Replace ps_car_11_cat with encoded value

target_encode 함수를 이용하여, ps_car_11_cat의 값을 바꿔줍니다

train_encoded, test_encoded = target_encode(trainset["ps_car_11_cat"], 
                             testset["ps_car_11_cat"], 
                             target=trainset.target, 
                             min_samples_leaf=100,
                             smoothing=10,
                             noise_level=0.01)

trainset["ps_car_11_cat_te"] = train_encoded
trainset.drop("ps_car_11_cat", axis=1, inplace=True)
metadata.loc["ps_car_11_cat", "preserve"] = False
testset["ps_car_11_cat_te"] = test_encoded
testset.drop("ps_car_11_cat", axis=1, inplace=True)

Balance target variable

target 칼럼의 데이터는 매우 불균형합니다. 이러한 경우, target=0을 undersampling하거나 target=1을 oversampling하여 개선할 수 있습니다. 여기선 train set가 매우 크기 때문에 undersampling을 해줍니다.

desired_apriori = 0.1

idx_0 = trainset[trainset.target == 0].index
idx_1 = trainset[trainset.target == 1].index

nb_0 = len(trainset.loc[idx_0])
nb_1 = len(trainset.loc[idx_1])

undersampling_rate = ((1-desired_apriori) * nb_1) / (nb_0 * desired_apriori)
undersampled_nb_0 = int(undersampling_rate * nb_0)
print('Rate to undersample records with target=0: {}'.format(undersampling_rate))
print('Number of records with target=0 after undersampling: {}'.format(undersampled_nb_0))

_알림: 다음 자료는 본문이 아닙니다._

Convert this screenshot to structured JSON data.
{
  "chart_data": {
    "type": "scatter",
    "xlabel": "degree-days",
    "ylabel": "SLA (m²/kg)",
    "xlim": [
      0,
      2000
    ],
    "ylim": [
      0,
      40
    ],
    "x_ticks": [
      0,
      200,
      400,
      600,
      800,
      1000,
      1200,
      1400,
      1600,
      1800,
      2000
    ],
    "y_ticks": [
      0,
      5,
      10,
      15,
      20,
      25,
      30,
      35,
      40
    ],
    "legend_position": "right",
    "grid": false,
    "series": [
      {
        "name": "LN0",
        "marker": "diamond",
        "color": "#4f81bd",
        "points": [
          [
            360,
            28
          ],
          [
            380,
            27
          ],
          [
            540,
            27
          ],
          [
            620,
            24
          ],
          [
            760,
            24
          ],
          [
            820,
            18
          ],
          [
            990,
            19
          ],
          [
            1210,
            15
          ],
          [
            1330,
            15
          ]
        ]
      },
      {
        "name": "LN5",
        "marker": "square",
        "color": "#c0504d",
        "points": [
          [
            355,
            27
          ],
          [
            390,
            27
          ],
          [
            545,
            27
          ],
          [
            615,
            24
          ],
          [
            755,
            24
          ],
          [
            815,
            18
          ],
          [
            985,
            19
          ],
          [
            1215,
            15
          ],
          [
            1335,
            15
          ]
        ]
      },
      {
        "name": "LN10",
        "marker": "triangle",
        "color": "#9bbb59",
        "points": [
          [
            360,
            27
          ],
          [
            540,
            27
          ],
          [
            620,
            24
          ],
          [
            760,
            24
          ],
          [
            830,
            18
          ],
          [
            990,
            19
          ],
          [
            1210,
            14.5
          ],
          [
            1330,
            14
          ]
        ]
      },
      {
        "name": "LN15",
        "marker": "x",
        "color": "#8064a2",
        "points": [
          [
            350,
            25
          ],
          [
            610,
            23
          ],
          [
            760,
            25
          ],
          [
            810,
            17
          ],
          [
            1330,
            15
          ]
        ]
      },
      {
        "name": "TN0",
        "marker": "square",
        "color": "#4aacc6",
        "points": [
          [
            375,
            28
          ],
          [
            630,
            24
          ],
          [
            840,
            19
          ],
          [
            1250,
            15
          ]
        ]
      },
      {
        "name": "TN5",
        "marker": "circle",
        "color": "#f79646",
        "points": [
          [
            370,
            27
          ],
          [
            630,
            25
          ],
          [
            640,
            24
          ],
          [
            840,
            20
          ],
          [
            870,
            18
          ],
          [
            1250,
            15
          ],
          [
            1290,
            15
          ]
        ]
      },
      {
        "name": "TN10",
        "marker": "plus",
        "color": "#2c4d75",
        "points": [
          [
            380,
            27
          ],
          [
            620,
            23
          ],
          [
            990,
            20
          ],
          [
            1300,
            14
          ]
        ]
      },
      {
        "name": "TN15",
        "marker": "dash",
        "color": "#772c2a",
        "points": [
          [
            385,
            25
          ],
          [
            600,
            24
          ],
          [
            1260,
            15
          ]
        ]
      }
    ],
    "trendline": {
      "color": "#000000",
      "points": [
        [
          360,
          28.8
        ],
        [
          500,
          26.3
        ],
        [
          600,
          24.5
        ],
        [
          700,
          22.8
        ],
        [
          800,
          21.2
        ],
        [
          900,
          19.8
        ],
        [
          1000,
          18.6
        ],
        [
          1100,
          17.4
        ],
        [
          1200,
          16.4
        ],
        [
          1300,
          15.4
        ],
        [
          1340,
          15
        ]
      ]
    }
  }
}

# 언더샘플링한 개수만큼 target=0인 데이터를 랜덤으로 선택
undersampled_idx = shuffle(idx_0, random_state=314, n_samples=undersampled_nb_0)

idx_list = list(undersampled_idx) + list(idx_1)

trainset = trainset.loc[idx_list].reset_index(drop=True)
Rate to undersample records with target=0: 0.34043569687437886
Number of records with target=0 after undersampling: 195246

Replace -1 values with NaN

trainset = trainset.replace(-1, np.nan)
testset = testset.replace(-1, np.nan)

Dummify cat values

categorical (cat) 칼럼의 값들은 가변수화 해준다.

cat_features = [a for a in trainset.columns if a.endswith("cat")]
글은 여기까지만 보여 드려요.